Few philosophers have properly and directly focused on will. Most notably is “Nietzsche’s Will to Power”. But I place that all in quotes because it is likely that he borrowed/learned from another philosopher whose main work was “The World as Will and Representation/Idea”: Arthur Schopenhauer. But we are not here to debate who said it first, we are here to discuss will directly.
Going beyond philosophy, it is obviously hard for social scientists to study “will” and of itself. What do you test for? A person’s decision-making? What choices did they have in the first place? Some have studied decision-making, and this does in fact seem to be the closest we can get to “will” itself. But what is will anyway?
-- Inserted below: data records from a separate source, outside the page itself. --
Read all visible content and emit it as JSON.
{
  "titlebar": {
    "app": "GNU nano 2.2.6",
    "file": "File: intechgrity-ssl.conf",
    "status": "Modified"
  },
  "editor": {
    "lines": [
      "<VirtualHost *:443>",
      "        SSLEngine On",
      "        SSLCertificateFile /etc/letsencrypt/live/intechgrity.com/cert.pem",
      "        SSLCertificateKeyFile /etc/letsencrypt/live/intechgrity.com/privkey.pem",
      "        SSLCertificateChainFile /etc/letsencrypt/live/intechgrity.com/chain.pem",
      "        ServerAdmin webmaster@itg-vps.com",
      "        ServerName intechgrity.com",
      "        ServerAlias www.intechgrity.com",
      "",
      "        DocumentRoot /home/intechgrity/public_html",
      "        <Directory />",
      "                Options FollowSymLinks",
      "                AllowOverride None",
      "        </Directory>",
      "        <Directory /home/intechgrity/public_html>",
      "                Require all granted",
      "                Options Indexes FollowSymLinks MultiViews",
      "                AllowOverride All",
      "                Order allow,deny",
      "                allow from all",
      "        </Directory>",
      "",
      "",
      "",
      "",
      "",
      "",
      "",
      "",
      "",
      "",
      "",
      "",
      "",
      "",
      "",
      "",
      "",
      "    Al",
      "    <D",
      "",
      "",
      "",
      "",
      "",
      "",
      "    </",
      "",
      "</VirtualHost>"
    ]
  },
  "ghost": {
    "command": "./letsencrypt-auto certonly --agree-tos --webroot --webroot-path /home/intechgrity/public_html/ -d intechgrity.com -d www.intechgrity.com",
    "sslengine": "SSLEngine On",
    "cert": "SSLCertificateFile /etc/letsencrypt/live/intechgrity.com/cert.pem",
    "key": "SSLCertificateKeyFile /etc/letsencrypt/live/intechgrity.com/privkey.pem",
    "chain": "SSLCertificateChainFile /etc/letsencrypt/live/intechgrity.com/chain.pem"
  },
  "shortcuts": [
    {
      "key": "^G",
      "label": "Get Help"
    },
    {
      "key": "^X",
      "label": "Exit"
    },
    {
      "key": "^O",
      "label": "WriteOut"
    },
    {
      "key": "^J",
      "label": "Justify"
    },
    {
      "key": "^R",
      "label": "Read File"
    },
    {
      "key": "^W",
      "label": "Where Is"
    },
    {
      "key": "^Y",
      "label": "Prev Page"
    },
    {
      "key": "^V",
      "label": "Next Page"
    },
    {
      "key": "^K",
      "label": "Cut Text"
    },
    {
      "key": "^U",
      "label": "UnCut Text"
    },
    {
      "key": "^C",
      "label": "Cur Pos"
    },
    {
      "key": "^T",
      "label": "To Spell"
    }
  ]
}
Will = Idea + Communication
Although there are better ways to define will, this is the formulation that most people are likely to understand most easily. “Will” is a combination of idea and communication in the sense that there must be something to start with. Something concrete yet intangible. Perhaps ephemeral like a momentary thought. An idea. But then, it must interact with something else in some way. It must express itself. Verbally, visually, physically. It doesn’t matter how, the important part is that there must be some communication of the idea, otherwise it can’t even exist in a vacuum (this will be the topic for another article, but in essence it means that someone with an idea must be able to conceive of it by communicating it to himself/herself).
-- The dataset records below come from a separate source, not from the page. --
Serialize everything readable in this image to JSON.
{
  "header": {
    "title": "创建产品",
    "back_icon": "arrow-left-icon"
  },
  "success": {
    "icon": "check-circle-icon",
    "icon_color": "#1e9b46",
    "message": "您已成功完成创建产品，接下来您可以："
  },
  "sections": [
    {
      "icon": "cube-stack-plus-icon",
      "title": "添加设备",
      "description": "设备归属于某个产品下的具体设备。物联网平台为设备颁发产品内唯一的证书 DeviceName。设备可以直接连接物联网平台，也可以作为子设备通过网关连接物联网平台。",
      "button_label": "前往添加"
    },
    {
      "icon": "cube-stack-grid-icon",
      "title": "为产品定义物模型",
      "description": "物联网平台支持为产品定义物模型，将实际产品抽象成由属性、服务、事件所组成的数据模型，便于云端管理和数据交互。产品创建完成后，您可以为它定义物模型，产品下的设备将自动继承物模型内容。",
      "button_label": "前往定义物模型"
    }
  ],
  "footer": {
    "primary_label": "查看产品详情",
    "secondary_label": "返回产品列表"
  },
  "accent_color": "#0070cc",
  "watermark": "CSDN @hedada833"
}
Now, think of the word will. It can have many meanings.
It can be a legal document about what should happen to your “stuff” after death. It can be a verb signaling that something “will” take place in the future or a request for something to happen in the future (“will you please __?”). But all of these, as well as the concept of “will” have one thing in common: intentionality/expectation.
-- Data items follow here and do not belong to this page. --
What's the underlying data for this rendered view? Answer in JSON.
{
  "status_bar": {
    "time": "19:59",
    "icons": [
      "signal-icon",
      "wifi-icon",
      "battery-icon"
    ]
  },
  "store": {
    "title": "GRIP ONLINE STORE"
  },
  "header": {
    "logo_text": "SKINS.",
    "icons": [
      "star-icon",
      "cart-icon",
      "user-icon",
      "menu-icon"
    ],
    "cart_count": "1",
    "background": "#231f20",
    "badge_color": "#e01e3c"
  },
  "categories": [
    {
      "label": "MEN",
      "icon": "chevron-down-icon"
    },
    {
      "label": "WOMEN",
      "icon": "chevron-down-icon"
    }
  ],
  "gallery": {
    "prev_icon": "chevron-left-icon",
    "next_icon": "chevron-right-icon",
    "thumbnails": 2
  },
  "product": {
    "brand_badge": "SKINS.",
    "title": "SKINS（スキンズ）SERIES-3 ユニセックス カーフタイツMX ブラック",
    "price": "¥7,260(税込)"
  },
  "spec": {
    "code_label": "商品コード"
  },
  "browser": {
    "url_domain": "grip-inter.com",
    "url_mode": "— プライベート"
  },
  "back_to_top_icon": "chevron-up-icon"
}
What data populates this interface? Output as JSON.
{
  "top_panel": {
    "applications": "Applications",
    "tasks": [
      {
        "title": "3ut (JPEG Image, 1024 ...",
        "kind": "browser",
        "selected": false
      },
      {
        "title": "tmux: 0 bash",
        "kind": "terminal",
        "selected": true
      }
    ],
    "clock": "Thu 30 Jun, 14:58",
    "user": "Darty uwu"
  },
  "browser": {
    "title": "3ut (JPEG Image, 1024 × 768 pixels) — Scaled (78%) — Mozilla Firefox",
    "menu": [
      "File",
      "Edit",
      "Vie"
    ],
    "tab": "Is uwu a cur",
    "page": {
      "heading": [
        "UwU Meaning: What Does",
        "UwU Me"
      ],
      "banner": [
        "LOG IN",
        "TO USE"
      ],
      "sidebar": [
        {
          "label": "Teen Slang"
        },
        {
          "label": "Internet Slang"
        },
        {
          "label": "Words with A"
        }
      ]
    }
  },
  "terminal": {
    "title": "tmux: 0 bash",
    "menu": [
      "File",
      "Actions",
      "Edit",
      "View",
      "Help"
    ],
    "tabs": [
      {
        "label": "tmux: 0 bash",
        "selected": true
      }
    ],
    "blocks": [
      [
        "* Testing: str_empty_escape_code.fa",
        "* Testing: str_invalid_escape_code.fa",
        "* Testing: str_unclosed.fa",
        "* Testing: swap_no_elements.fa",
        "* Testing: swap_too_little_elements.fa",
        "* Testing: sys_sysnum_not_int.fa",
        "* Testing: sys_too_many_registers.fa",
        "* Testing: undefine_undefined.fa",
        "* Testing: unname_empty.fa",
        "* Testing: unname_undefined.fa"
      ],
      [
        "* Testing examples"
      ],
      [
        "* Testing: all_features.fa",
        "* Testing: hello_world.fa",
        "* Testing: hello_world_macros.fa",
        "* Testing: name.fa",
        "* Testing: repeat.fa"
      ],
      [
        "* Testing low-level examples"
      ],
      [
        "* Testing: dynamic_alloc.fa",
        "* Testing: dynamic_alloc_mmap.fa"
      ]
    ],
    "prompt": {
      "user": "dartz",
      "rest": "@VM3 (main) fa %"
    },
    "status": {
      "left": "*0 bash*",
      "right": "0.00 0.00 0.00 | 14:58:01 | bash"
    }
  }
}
“The road to hell is paved with good intentions”
In the same way that “correlation is not causation” (a phrase often abused by people trying to sound educated), “causality is not intentionality”. What we mean here is that just because something happened, it does not mean that it was intentional, and just because someone had an intention, it does not mean that they got the result they intended. That is perhaps why the phrase above is so well-known across so many languages. Sometimes you try to do something good and you are labeled the bad guy: sometimes a bad guy is acting purely out of self-interest and s/he is labelled as an angel.
And that is what makes all of this so complicated.
But it is not going to be solved in one short essay. It’s just not.

Logic, Ethics and Philosophy
In the same way that I defined “Will = Idea and Communication”, I am going to do my absolute best to summarize all of the answers into the simplest and most basic of terms. And here they are:
The Logic of 2=1
The Ethic of Sonderbodhi
The Philosophy of Both-Yet-Neither
All of these will eventually come together to help us make sense of the mothership of social problems: morality.
Whether it is politics, religion, law, justice, etc…. we have developed endless systems and methods to determine the morality of human actions. And at the center of it all is, you guessed it: will.
But the problem here is that none of this is as simple as it sounds. There is a reason why logic is not common sense (despite what any ‘smart and logical’ stable genius might tell you). There is a reason why ethics is still very often debated and it is often culture-dependent. And there is a reason why philosophy touches on pretty much all disciplines while still maintaining its own status as one. Many educated folks would argue that philosophy is the parent of all other disciplines which eventually branch off from it (after all, philosophy is by definition the “love of wisdom”).
Regardless of how you feel about philosophy’s status as a legitimate science, just hear me out as I explain all of this in a series of articles.
Who knows, you might have a new understanding of math, physics and social science when we are finished.